In New Haven, Connecticut, newly released police bodycam video shows the moment that a pair of police officers opened fire 16 times on a car. The fusillade shattered the car’s windows and left 22-year-old Stephanie Washington hospitalized for days. The car’s driver, 21-year-old Paul Witherspoon, escaped without injury. Both passengers were unarmed. The April 16 shooting spawned a series of protests, with community groups demanding Yale and Hamden police officials fire the officers, release all video of the shooting and conduct a transparent criminal investigation. The officers have yet to be charged with any crime.
Walt Disney Company heiress Abigail Disney is speaking out against wage inequality, calling Disney CEO Bob Iger’s salary “insane.” In an op-ed for The Washington Post published Tuesday titled “It’s time to call out Disney—and anyone else rich off their workers’ backs,” Abigail Disney wrote, “Iger took home more than $65 million in 2018. That’s 1,424 times the median pay of a Disney worker. … At the pay levels we are talking about, an executive giving up half his bonus has zero effect on his quality of life. For the people at the bottom, it could mean a ticket out of poverty or debt. It could offer access to decent health care or an education for a child.”

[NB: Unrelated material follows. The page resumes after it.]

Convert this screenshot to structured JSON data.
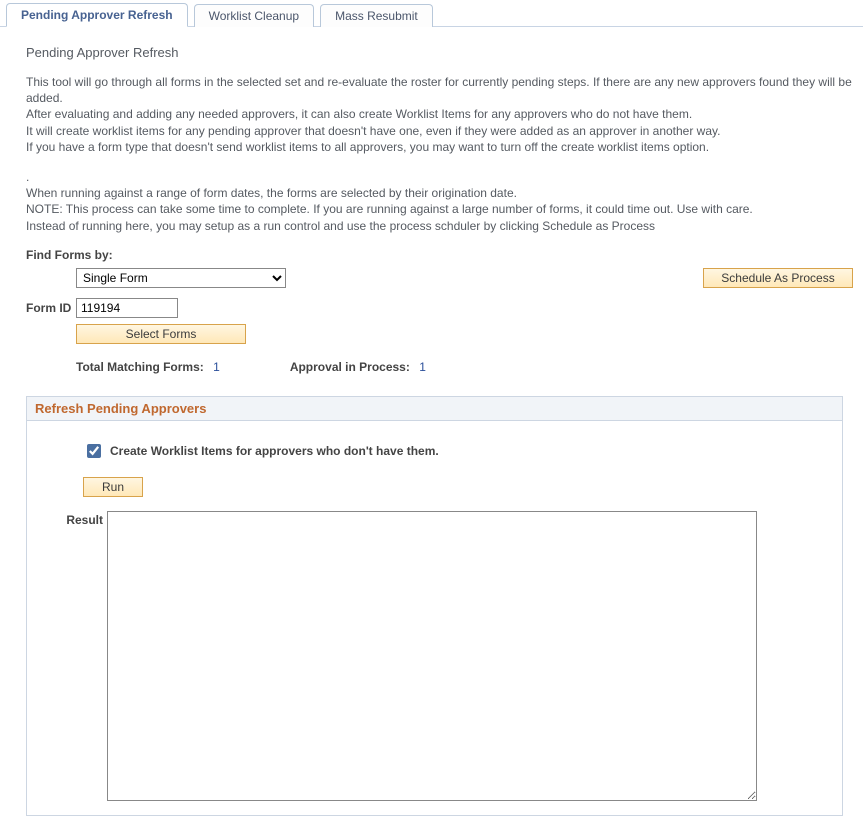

In South Africa, at least 33 people are dead in the eastern province of KwaZulu-Natal after floods and mudslides crushed homes around the city of Durban. Some parts of South Africa have received over nine inches of rain since Monday—more than three times the average monthly total for all of April.
In climate news, an alarming new report published in the journal Nature Communications finds that without immediate action to curb greenhouse gas emissions, melting Arctic permafrost could add as much as $70 trillion to the overall economic impact of climate change. Meanwhile, a draft United Nations report obtained by Agence France-Presse Tuesday reveals up to 1 million species are at imminent risk of extinction due to human behavior. The report, which is set to be released on May 6, warns the accelerating loss of clean air, drinkable water and biodiversity poses a threat no less severe than climate change.
And in Britain, 16-year-old Swedish climate activist Greta Thunberg called out U.K. lawmakers Tuesday for failing to act in time to avert catastrophic climate change. Thunberg was speaking to a group of MPs from Britain’s House of Commons; Prime Minister Theresa May was invited but declined to attend.
Greta Thunberg: “Now we probably don’t even have a future anymore, because that future was sold so that a small number of people could make unimaginable amounts of money. And it was stolen from us every time you said that the sky was the limit and that you only live once.”
Greta Thunberg’s appearance at the House of Commons came as climate activists with Extinction Rebellion continued a nonviolent civil disobedience campaign. This is Zuhura Plummer, a climate activist who locked herself to a truck at London’s Marble Arch landmark, with one hand bound inside a tube labeled “Greta.”
Zuhura Plummer: “Our tube is called Greta. And this is the very truck that she spoke from yesterday. And I’m doing this because I believe I have literally no other choice. I have worked on climate change for 15 years, and it felt urgent 15 years ago, my first job. And I will sit here until I am arrested, because I don’t think we have any other way of making our point. And I see myself in the long line of amazing, amazing people who have gone before us, from the suffragettes to Gandhi to the civil rights movement, and many, many, many other people around the world who are putting their bodies and their minds and their hearts on the line.”
London police have arrested over 1,000 people since Extinction Rebellion protests broke out in mid-April.